The interpretation of individual trees enables more accurate data on forest resources

‘The forest database has been developed to make it easier to visualise forests and view statistical data. Its map view and comprehensive statistical data help identify the financial value of forests and the need for forest management. The forest database calculates statistical data over an area of up to thousands of hectares in only a few seconds,’ says Matti Hyyppä, assistant researcher at the Finnish Geospatial Research Institute (FGI) of the NLS, who is in charge of IT implementation.

The interpretation of individual trees also enables better felling plans. As a result, the trees that need to be removed can be felled, and the most vital trees can be left standing.

‘When trees are known in more detail, the most vital trees with the highest carbon sequestration capacity can be left standing in forests, and solutions that better support biodiversity can be made. In this way carbon sink capacity of forests can be increased by as much as ten per cent,’ says Juha Hyyppä, professor at FGI.

‘The current national laser scanning dataset may not yet be large enough for this optimisation, but more laser scanning data are being produced, providing more and more data on quality,’ Hyyppä says.

Aiming at high usability of data

To produce practical benefits from research data, the tools developed must be integrated into existing systems. Data provided by systems must be in such format that different users can use the data to make decisions.

‘A forest management planner may have more time and will to define what is included in calculations, while forest machine operators need data in as clear and simple a format as possible,’ says Heli Honkanen, senior specialist at FGI.

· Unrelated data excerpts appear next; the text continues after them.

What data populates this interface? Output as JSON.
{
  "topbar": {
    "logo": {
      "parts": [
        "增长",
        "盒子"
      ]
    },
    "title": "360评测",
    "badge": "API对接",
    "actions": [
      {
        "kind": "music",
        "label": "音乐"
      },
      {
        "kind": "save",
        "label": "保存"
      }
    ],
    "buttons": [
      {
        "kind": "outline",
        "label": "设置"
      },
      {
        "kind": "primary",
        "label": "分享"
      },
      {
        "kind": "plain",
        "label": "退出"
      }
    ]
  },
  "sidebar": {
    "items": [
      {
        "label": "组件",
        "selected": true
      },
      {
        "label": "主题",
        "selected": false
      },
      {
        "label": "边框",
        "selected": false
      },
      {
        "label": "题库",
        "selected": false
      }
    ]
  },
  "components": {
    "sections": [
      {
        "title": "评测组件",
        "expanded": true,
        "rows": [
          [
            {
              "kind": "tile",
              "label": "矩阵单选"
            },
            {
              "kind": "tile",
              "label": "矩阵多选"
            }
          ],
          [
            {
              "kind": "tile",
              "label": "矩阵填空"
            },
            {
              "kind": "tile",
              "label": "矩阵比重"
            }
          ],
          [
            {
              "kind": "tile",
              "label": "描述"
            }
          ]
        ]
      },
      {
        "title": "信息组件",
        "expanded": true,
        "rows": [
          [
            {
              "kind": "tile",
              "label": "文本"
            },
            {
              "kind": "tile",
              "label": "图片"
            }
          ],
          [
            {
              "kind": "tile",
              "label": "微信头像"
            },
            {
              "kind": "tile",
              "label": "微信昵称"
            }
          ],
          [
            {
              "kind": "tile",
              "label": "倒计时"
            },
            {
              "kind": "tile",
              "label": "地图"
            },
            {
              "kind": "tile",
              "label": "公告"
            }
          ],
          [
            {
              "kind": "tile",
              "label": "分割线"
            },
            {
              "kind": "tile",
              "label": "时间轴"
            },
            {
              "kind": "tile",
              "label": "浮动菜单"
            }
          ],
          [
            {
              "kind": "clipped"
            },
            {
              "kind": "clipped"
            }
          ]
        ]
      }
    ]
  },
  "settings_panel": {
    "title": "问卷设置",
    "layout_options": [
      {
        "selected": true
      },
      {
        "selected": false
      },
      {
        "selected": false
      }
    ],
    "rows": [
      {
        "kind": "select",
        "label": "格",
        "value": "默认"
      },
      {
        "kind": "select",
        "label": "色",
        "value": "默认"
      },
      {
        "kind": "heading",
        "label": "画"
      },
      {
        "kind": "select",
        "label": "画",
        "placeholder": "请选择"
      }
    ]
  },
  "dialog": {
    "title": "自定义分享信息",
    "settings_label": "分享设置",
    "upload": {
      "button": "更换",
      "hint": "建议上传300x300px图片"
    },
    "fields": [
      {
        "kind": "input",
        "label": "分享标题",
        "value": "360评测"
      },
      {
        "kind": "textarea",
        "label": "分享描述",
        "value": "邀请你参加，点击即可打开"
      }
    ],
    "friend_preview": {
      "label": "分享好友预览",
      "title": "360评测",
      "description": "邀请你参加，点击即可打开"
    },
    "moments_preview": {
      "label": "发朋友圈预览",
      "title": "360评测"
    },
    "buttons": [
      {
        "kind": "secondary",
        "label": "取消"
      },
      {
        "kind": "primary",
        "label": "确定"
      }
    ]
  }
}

Achieving the various goals of forest management also presents a challenge to systems, and when preparing plans, systems must be able to produce data simultaneously for various decision-making processes that address different goals – it is impossible to optimise euros first and the carbon balance next.

The forest database system has been developed for a trial period, and its purpose is to demonstrate the possibilities of individual tree interpretation. The long-term goal is to integrate the currently developed methods of individual tree interpretation into forest data systems to serve data production processes. Quality data are added continuously. To interpret individual trees, reference data on each tree are required. We are continuously developing automated reference measurement systems that produce highly detailed quality data on trees. In their simplest format, quality data provide information on tree species and stem curves, while in their most complicated format, they offer additional information on tree density, knots and vitality.

‘An option to produce an automated virtual forest will also be added to the forest database system. It can be used to visualise forest management measures, for example. Our goal is to make the virtual forest so good that it helps identify real-life counterparts in actual forests,’ says Juho-Pekka Virtanen, project researcher at FGI and product owner at Forum Virium.

Source: Finnish Geospatial Research Institute (FGI)